Removing FC is not a general purpose option as it is highly likely that will lead to OOM problems. Removing it in a 2 node TCP-based cluster like this test uses is OK, as FC serves no purpose in such a setup. See "Why is FC needed on top of TCP?" section at http://wiki.jboss.org/wiki/JGroupsFC . But I don't think the purpose of these tests is to test a specialized config, so don't think we should do it.
To an extent this result is showing a configuration tradeoff in the config of the FD protocol. The default config we ship with has this:
<FD timeout="10000" max_tries="5" down_thread="false" up_thread="false" shun="true"/> <VERIFY_SUSPECT timeout="1500" down_thread="false" up_thread="false"/>
The total time it takes to detect a failure and remove a dead member is (FD.timeout * FD.max_tries) + VERIFY_SUSPECT.timeout = 51500 ms. That is, unless FD_SOCK detects the fairly immediately, which it doesn't in this pull-the-plug scenario.

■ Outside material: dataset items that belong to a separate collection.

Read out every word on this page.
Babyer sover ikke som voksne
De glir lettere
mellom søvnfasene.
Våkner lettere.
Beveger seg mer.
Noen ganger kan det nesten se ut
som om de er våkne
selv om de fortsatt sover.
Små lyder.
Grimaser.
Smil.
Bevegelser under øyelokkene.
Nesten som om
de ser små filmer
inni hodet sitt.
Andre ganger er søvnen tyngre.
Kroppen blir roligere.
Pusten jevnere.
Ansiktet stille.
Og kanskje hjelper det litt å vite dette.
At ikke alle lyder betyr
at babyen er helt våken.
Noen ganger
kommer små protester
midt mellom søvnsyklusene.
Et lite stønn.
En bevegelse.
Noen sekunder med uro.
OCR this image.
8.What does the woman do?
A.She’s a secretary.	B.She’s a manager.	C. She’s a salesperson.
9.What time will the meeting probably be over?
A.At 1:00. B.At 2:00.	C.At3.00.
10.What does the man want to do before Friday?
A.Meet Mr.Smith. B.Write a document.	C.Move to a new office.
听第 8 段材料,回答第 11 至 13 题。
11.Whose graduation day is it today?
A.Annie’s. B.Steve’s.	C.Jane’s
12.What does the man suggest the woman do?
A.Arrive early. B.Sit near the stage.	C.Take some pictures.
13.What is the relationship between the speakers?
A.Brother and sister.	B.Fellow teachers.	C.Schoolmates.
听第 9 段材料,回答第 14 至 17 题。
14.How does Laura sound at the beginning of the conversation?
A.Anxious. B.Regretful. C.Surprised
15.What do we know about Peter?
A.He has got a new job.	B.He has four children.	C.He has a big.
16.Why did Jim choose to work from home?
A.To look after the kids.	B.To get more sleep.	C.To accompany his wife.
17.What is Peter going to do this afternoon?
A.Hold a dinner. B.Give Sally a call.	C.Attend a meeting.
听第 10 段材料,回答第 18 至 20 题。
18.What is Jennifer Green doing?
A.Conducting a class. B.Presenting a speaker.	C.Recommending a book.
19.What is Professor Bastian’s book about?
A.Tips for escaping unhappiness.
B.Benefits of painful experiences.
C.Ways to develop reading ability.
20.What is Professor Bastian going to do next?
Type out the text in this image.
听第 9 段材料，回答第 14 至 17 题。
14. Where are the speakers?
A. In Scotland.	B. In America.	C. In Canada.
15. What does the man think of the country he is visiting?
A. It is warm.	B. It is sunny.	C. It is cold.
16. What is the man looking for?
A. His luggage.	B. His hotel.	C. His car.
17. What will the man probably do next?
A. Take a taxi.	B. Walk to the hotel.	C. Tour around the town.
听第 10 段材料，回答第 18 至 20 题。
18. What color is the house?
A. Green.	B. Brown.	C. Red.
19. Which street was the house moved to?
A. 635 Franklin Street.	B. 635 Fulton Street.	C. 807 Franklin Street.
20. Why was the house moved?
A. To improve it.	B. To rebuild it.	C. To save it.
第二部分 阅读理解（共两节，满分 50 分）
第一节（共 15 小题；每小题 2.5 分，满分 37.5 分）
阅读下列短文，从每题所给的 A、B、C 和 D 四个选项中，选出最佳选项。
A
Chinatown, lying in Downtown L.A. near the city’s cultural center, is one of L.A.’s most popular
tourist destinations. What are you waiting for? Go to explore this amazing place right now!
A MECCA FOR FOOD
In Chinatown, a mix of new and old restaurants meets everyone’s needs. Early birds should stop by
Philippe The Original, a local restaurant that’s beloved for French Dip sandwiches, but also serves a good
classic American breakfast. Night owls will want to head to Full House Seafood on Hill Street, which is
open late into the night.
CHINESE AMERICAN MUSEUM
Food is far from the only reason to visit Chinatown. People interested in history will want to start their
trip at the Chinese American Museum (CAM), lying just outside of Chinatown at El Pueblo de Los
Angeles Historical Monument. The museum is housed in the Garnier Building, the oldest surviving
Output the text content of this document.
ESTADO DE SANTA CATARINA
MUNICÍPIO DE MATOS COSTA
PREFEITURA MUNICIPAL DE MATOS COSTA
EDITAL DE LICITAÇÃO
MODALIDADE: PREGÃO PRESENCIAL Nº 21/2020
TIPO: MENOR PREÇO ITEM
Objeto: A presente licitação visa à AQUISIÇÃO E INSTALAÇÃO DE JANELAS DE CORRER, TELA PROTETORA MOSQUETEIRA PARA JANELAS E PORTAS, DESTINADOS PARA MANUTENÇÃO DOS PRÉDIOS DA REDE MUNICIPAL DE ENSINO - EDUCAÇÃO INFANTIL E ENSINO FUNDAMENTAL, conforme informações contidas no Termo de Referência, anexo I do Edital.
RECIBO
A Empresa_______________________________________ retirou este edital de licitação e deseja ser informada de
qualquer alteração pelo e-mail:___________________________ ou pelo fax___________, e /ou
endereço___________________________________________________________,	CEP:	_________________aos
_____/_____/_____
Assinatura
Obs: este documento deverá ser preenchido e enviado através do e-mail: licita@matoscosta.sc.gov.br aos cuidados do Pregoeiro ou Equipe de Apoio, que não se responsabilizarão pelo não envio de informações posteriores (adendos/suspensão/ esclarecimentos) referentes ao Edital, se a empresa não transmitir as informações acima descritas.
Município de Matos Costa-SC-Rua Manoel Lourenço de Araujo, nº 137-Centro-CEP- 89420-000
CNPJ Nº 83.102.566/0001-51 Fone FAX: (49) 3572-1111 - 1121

51.5 secs is a long time. Pretty much your "cca 1 minute after other node unplugging." During that time, FC will block waiting for credits from the unreachable node (once it runs out of credits). Once the unreachable peer is removed from the group, FC will unblock.
We have a high timeout to prevent false suspicions when nodes don't reply to heartbeats due to temporary CPU spikes, long GC pauses etc. Perhaps 51500 ms is excessive. Let's discuss this with the group on Monday's clustering conf call. Users can always reduce this config to some lower value > X if they feel any extended CPU spikes or GC pauses will not exceed X. I wouldn't recommend less than 30 seconds or so. Used to be 15 and we were constantly hearing about false suspicion issues.
That's the core issue. Now a side issue:
The fact that one thread is trying to lock the session while another is trying to replicate it proves that there are multiple requests for the session. Those requests stack up and will put a very high replication load on the system. Question is why multiple requests are occuring. I want to understand this. Some possibilities:
1) Test servlet is flushing the response (i.e not waiting for JBossWeb to do it after the the replication), test client is reading the response, considering it completed and making another request. Dominik, is this possible?
2) Test client waits X seconds for a response; if doesn't get one retries the request. Analogous to user getting impatient and hitting refresh button. If this is what is happening, need to know what X is and decide how reasonable that is; perhaps make it a random value inside a range (i.e. 100% of user don't hit refresh after 10 secs).
3) mod_jk is itself retrying the request, either on same node or as an attempted failover (looks like same node). Do you have worker.xxx.reply_timeout configured in workers.properties?